The application process starts with a community representative, such as a city’s economic development director, or a company official talking about a project in detail with the MEDC. The actual application has to be submitted to the state agency and be approved by either the county or the municipality where the project is located. Applicants have to demonstrate the positive impact their projects will have for the locales and for the state to receive the nearly tax-free status that comes from being in a zone.

When Grand Rapids city commissioners set up the Renaissance Zone that became active in January 1997, they chose six areas in the city that they felt needed to be further developed. A firm couldn’t have its location designated as a zone unless it already was in one of the chosen areas. So a growing company that wanted the lower tax liability had to go to a site approved by commissioners. Some properties were vacant lots.
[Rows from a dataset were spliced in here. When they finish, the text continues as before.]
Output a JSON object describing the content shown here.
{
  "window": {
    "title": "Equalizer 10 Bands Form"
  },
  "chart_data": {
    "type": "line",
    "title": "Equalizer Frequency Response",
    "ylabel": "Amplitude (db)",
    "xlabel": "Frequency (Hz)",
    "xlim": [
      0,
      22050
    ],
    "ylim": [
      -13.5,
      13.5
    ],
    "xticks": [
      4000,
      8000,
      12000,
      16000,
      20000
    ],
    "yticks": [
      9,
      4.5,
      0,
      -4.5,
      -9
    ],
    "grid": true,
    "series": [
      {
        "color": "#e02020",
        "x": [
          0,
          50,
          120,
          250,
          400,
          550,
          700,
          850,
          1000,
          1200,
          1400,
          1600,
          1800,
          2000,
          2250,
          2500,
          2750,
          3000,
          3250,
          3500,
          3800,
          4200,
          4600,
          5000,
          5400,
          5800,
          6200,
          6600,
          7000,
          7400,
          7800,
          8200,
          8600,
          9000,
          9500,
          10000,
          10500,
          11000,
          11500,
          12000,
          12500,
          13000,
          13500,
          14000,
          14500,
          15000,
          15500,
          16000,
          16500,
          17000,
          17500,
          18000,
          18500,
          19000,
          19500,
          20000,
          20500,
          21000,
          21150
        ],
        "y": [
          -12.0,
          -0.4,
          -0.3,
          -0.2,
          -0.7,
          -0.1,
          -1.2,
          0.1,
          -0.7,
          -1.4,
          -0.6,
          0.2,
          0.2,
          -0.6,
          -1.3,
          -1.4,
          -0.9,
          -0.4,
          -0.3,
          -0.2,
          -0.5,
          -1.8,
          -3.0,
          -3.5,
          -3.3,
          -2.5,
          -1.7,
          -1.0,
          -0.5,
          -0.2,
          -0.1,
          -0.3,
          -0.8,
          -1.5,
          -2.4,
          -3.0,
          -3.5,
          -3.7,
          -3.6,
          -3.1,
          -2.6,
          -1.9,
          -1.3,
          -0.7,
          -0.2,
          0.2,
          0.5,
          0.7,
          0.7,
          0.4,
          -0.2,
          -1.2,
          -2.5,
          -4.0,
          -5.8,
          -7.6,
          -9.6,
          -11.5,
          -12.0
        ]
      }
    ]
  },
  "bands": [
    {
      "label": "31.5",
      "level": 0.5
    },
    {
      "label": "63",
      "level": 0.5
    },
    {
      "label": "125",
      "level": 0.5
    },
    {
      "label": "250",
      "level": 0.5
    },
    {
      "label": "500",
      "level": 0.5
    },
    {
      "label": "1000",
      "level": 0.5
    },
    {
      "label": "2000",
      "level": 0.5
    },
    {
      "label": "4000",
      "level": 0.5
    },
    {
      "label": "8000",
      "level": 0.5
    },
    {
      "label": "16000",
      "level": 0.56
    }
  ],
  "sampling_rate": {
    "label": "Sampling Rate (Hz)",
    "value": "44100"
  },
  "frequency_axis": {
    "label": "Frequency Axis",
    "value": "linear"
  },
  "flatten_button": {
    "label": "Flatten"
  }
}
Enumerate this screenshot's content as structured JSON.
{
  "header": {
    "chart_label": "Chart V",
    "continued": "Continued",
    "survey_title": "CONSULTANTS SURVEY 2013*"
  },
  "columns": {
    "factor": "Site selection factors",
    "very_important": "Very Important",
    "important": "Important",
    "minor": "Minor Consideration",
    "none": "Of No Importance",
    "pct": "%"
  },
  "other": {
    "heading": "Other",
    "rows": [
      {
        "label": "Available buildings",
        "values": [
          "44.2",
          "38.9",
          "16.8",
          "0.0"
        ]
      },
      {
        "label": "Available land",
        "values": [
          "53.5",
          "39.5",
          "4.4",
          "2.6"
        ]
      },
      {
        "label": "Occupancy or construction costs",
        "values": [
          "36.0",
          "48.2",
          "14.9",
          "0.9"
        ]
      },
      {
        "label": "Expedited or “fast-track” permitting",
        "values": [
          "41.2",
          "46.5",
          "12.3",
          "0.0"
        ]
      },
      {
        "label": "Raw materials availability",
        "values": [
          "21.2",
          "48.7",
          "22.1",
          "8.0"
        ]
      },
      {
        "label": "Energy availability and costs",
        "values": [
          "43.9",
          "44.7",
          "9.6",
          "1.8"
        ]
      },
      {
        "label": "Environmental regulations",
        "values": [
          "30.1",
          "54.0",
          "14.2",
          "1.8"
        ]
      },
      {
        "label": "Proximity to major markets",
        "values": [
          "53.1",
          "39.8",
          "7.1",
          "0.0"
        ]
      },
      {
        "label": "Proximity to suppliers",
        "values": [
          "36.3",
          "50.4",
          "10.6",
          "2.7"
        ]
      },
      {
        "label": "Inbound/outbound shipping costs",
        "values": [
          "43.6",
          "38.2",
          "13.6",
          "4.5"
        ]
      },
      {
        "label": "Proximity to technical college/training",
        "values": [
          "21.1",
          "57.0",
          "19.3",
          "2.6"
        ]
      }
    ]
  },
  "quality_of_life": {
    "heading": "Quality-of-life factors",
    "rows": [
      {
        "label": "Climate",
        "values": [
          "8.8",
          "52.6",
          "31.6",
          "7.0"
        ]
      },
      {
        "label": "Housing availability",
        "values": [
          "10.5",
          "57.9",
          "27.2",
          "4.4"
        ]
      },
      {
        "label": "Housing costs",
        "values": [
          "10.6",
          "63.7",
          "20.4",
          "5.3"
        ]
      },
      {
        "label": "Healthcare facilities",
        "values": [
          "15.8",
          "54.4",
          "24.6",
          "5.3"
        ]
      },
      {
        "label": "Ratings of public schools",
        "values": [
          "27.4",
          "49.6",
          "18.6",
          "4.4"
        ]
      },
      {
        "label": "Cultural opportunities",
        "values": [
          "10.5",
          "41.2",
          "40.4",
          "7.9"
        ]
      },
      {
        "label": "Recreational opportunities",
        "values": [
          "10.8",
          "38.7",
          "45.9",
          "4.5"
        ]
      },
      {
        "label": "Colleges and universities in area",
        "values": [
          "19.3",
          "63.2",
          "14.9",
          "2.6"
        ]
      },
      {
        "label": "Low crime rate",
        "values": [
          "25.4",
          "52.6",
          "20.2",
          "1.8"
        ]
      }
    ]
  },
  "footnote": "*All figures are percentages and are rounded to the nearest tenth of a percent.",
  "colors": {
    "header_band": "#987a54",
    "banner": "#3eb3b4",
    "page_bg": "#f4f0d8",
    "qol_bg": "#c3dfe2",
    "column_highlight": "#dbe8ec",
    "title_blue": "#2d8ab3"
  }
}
But that situation has changed with the renewable energy zone. A company’s existing location can be designated if its project meets the requirements. Or a firm with a project can move to another site and have that new property authorized as a zone because an RERZ is assigned for both a project and a parcel, not one or the other.

“For example, a company could expand. Maybe they were doing something different before, and now they want to try this renewable energy market and that could be a possibility. Or they could locate in West Michigan such as LG Chem did,” Campbell said.

“So it has to be project and parcel specific. They have to tell us where they’re going and they have to get a local buy-in from the city, township or village, and then it would go before the Michigan Strategic Fund. But it does have to have a project. And we’re looking at job creation, what type of renewable fuel and the amount of an investment,” she added.

The RERZ legislation, Public Act 270 of 2006, was an adjustment of the original Renaissance Zone law, Public Act 376 of 1996. But under the newer law, a zone designation can be completely or partially revoked if a company fails to begin the operation of a project, ceases operation or fails to begin construction or renovation of a property within a year of getting a designation. In contrast, under the initial zone offering, an owner still received the tax benefits if nothing was done to a property in the zone.

“I would stress that it is project specific and parcel specific,” said Campbell. “And if someone doesn’t commence their operation, then the Michigan Strategic Fund does have the ability to revoke. It’s a little bit more performance based.”